IT'S A MISERABLE WORLD AFTER ALL
(OregonLive.com) - By Ibrahim J. Gassama
At the time of the January 2010 earthquake, Haiti was the poorest country in the western hemisphere with more than 70 percent of its people living in officially designated abject poverty. The earthquake killed hundreds of thousands and displaced almost two million people. It also created an ocean of ruble and debris. The Haitian government reacted characteristically, pleading for international help. International assistance poured in. Actually, most of it went to people who claimed they were going to help. Haiti already had the largest contingent of foreign human rights and humanitarian workers per capita in the world. Charity has helped it maintain its place at the bottom.
Somalia is a somewhat different place, but shares certain common attributes. In most of the country, there is no pretence at governance. Actually much of the country is not a country at all even though we insist on thinking about it as a country. The people are desperately poor. Much poorer than even Haiti. You should be able to imagine that.
Now imagine widespread drought and famine managed by an assortment of religious fanatics, warlords, profiteers, and just plain gangsters. That should qualify the place as the worst of the worst, but you really couldn't say that without unfairly discounting the horrors of the Eastern Congo region and various parts of Sudan. The rapacity of the Syrian regime, the settling of accounts in Libya, Afghanistan, Myanmar, and the hell that is developing just to the south in Mexico should count too, but perhaps not as much.
In truth, nothing outlined above captures the true breadth of misery and violence that is the foundation of our world. We live in a miserable world, really. Putting aside for a moment what we are doing to our global habitat, the evidence of how horribly we treat each other as humans is breathtakingly revealing of human nature; the chasm between what we are and what we promise.

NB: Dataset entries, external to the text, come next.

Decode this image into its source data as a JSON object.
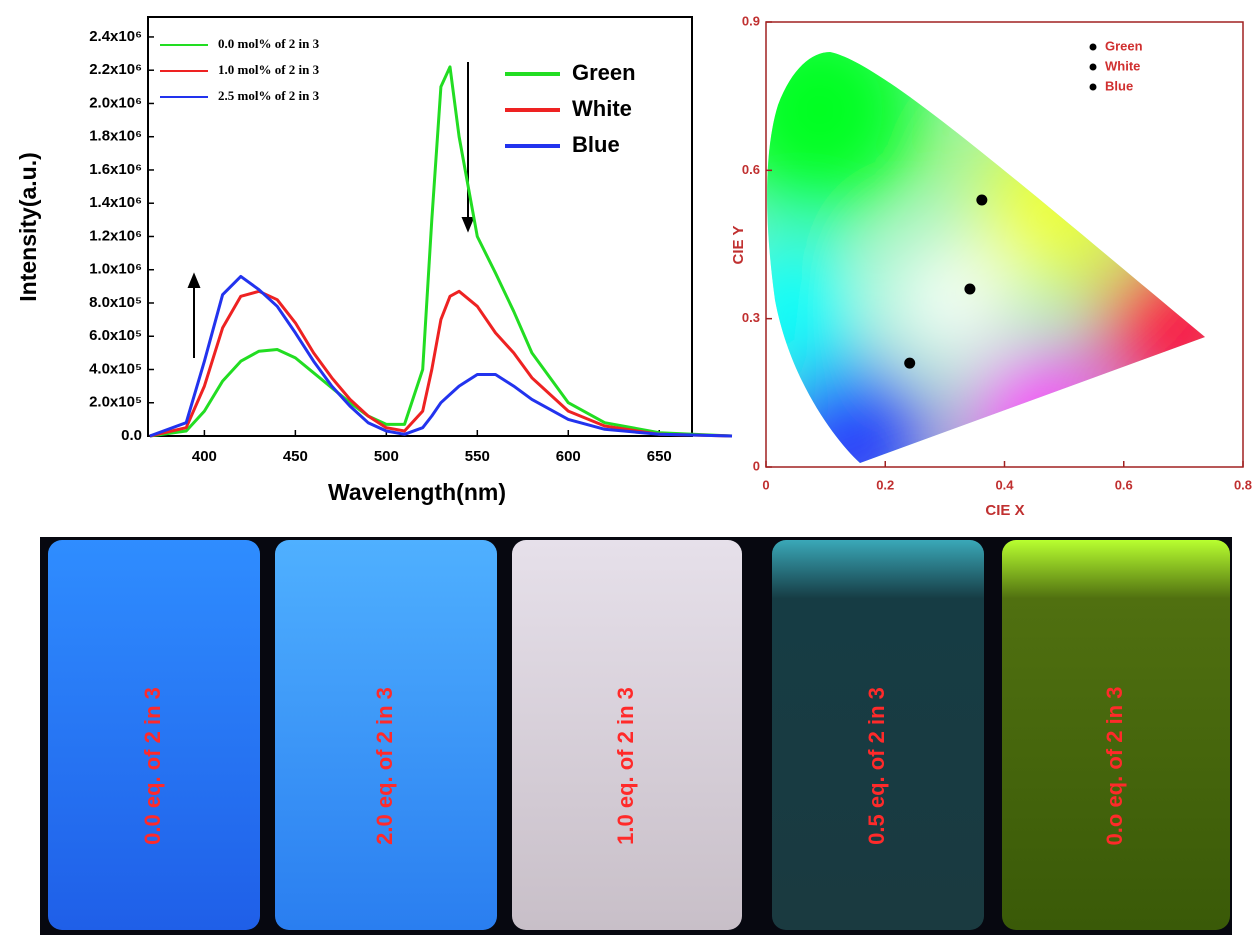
{
  "chart_data": [
    {
      "type": "line",
      "y_label": "Intensity(a.u.)",
      "x_label": "Wavelength(nm)",
      "x": [
        370,
        390,
        400,
        410,
        420,
        430,
        440,
        450,
        460,
        470,
        480,
        490,
        500,
        510,
        520,
        525,
        530,
        535,
        540,
        550,
        560,
        570,
        580,
        600,
        620,
        650,
        690
      ],
      "series": [
        {
          "name": "Green",
          "label": "0.0 mol% of 2 in 3",
          "color": "#22dd22",
          "values": [
            0,
            30000,
            150000,
            330000,
            450000,
            510000,
            520000,
            470000,
            380000,
            290000,
            200000,
            120000,
            70000,
            70000,
            400000,
            1300000,
            2100000,
            2220000,
            1800000,
            1200000,
            980000,
            750000,
            500000,
            200000,
            80000,
            20000,
            0
          ]
        },
        {
          "name": "White",
          "label": "1.0 mol% of 2 in 3",
          "color": "#ee2222",
          "values": [
            0,
            50000,
            300000,
            650000,
            840000,
            870000,
            820000,
            680000,
            500000,
            350000,
            220000,
            120000,
            50000,
            30000,
            150000,
            400000,
            700000,
            840000,
            870000,
            780000,
            620000,
            500000,
            350000,
            150000,
            60000,
            10000,
            0
          ]
        },
        {
          "name": "Blue",
          "label": "2.5 mol% of 2 in 3",
          "color": "#2233ee",
          "values": [
            0,
            80000,
            450000,
            850000,
            960000,
            880000,
            780000,
            620000,
            450000,
            300000,
            180000,
            80000,
            30000,
            10000,
            50000,
            120000,
            200000,
            250000,
            300000,
            370000,
            370000,
            300000,
            220000,
            100000,
            40000,
            10000,
            0
          ]
        }
      ],
      "xlim": [
        369,
        668
      ],
      "xticks": [
        400,
        450,
        500,
        550,
        600,
        650
      ],
      "ylim": [
        0,
        2520000
      ],
      "yticks": [
        {
          "value": 0,
          "label": "0.0"
        },
        {
          "value": 200000,
          "label": "2.0x10⁵"
        },
        {
          "value": 400000,
          "label": "4.0x10⁵"
        },
        {
          "value": 600000,
          "label": "6.0x10⁵"
        },
        {
          "value": 800000,
          "label": "8.0x10⁵"
        },
        {
          "value": 1000000,
          "label": "1.0x10⁶"
        },
        {
          "value": 1200000,
          "label": "1.2x10⁶"
        },
        {
          "value": 1400000,
          "label": "1.4x10⁶"
        },
        {
          "value": 1600000,
          "label": "1.6x10⁶"
        },
        {
          "value": 1800000,
          "label": "1.8x10⁶"
        },
        {
          "value": 2000000,
          "label": "2.0x10⁶"
        },
        {
          "value": 2200000,
          "label": "2.2x10⁶"
        },
        {
          "value": 2400000,
          "label": "2.4x10⁶"
        }
      ]
    },
    {
      "type": "scatter",
      "x_label": "CIE X",
      "y_label": "CIE Y",
      "series": [
        {
          "name": "Green",
          "color": "#000000",
          "x": [
            0.362
          ],
          "values": [
            0.54
          ]
        },
        {
          "name": "White",
          "color": "#000000",
          "x": [
            0.342
          ],
          "values": [
            0.36
          ]
        },
        {
          "name": "Blue",
          "color": "#000000",
          "x": [
            0.241
          ],
          "values": [
            0.21
          ]
        }
      ],
      "xlim": [
        0,
        0.8
      ],
      "xticks": [
        0,
        0.2,
        0.4,
        0.6,
        0.8
      ],
      "ylim": [
        0,
        0.9
      ],
      "yticks": [
        0,
        0.3,
        0.6,
        0.9
      ]
    }
  ],
  "vials": {
    "labels": [
      "0.0 eq. of 2 in 3",
      "2.0 eq. of 2 in 3",
      "1.0 eq. of 2 in 3",
      "0.5 eq. of 2 in 3",
      "0.o eq. of 2 in 3"
    ]
  }
}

Most of us function because we have this remarkable gift that allows us the capacity to go on with life everyday and even find joy in the midst of all the mess that is all around us. That is understandable. What is not is that too many go one step further and embrace the catechism of happy talk. And perhaps in gratitude or out of sheer confusion and exhaustion, we select the best of these happy talkers to lead us. Like lemmings.
How long have we known and confirmed that inequality within and across nations is escalating? How long have we tolerated, indeed facilitated the increasing concentration of wealth in the midst of considerable misery? It has been decades since experts identified that about 20 percent of humanity -- about 1.2 billion people-live in abject poverty. This is poverty so wretched it simply cannot be appreciated in the abstract. Another 20 percent or so live in what we have come accept as ordinary benign poverty. You would think with all the happy talk about globalization and technological advancement that we would have made a significant dent in the lives behind these statistics. You would be wrong.

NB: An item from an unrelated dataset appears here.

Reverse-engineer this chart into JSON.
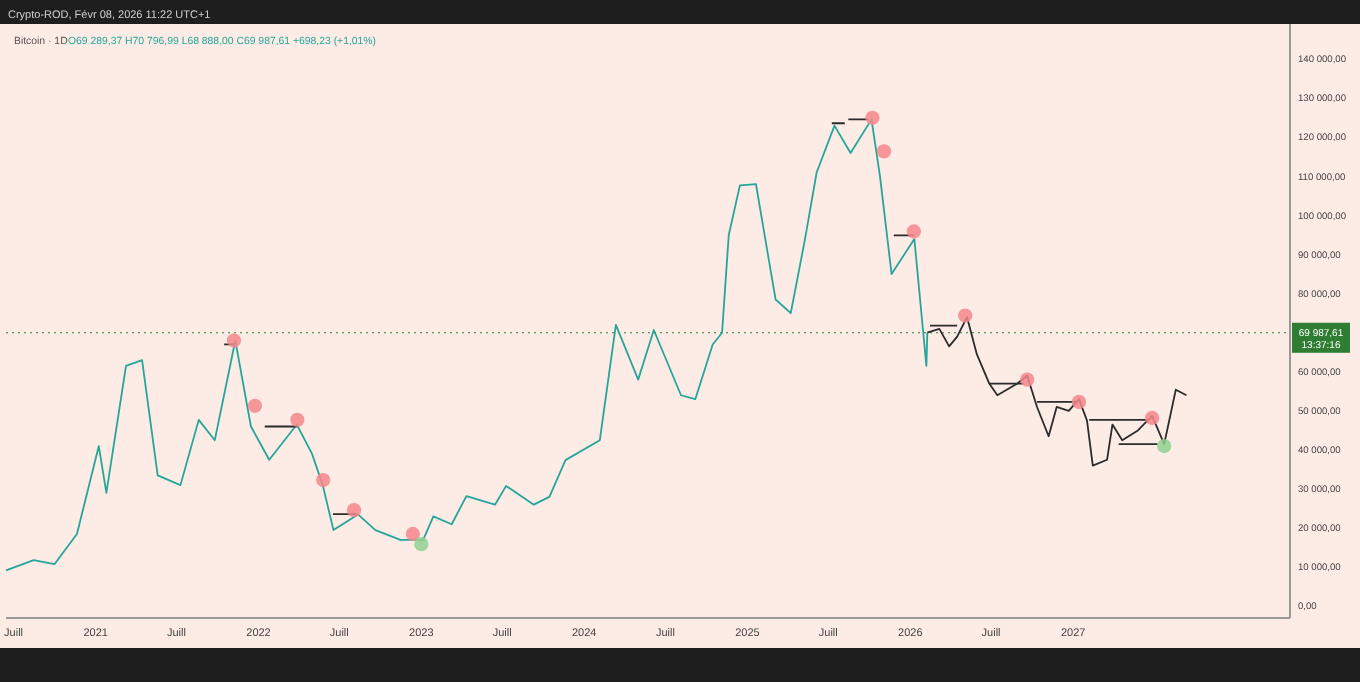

For sure wealth is no longer concentrated in the older developed countries. There are now these rapidly growing advanced developing countries and emerging economies that financial touts on beauty networks palpitate over. Except when they are not advancing or emerging. Yes, China, India, Brazil, and Indonesia and their like have attracted manufacturing away from the West. But at what cost? Has the needle of human well-being moved? The army of happy-talkers who consult, study, conference, and advise would have you believe that we have made progress. After all, they have not done so badly in the business of doing good. Witness those who came together in the year 2000 at the UN Summit to propose the Millennium Development Goals. What a spectacle it was. The speeches, the celebrities, the hope. The grand scheme once again was to tackle entrenched poverty. The principal aim was to reduce global poverty by half by the year 2015. The plan was perfect, the assumptions unimpeachable. The reality unchanged.
The thing is poverty does not persist in isolation. Its constant companion, often its principal guardian, is violence. The diamonds that promote the happiness of lovely couples, the rare earths integral to the devices communicating our happiness, and of course the factories, farms, labor camps, mines, and home industries that enable our access to low price goods are too often the sites and reasons behind the violence that preserves misery.
However, the role of deceitful or insufficiently reflective happy-talk of progress or solutions should not be minimized, especially when it greatly profits those who engage in it. Acceptance of the complexity of the problem, the resilience of misery and violence, and our seeming incapacity as humans to abandon the incentives of inequality is the minimally decent first step we should take. And I am not just talking about the responsibility of the 1 percent.
Ibrahim J. Gassama teaches law at the University of Oregon School of Law.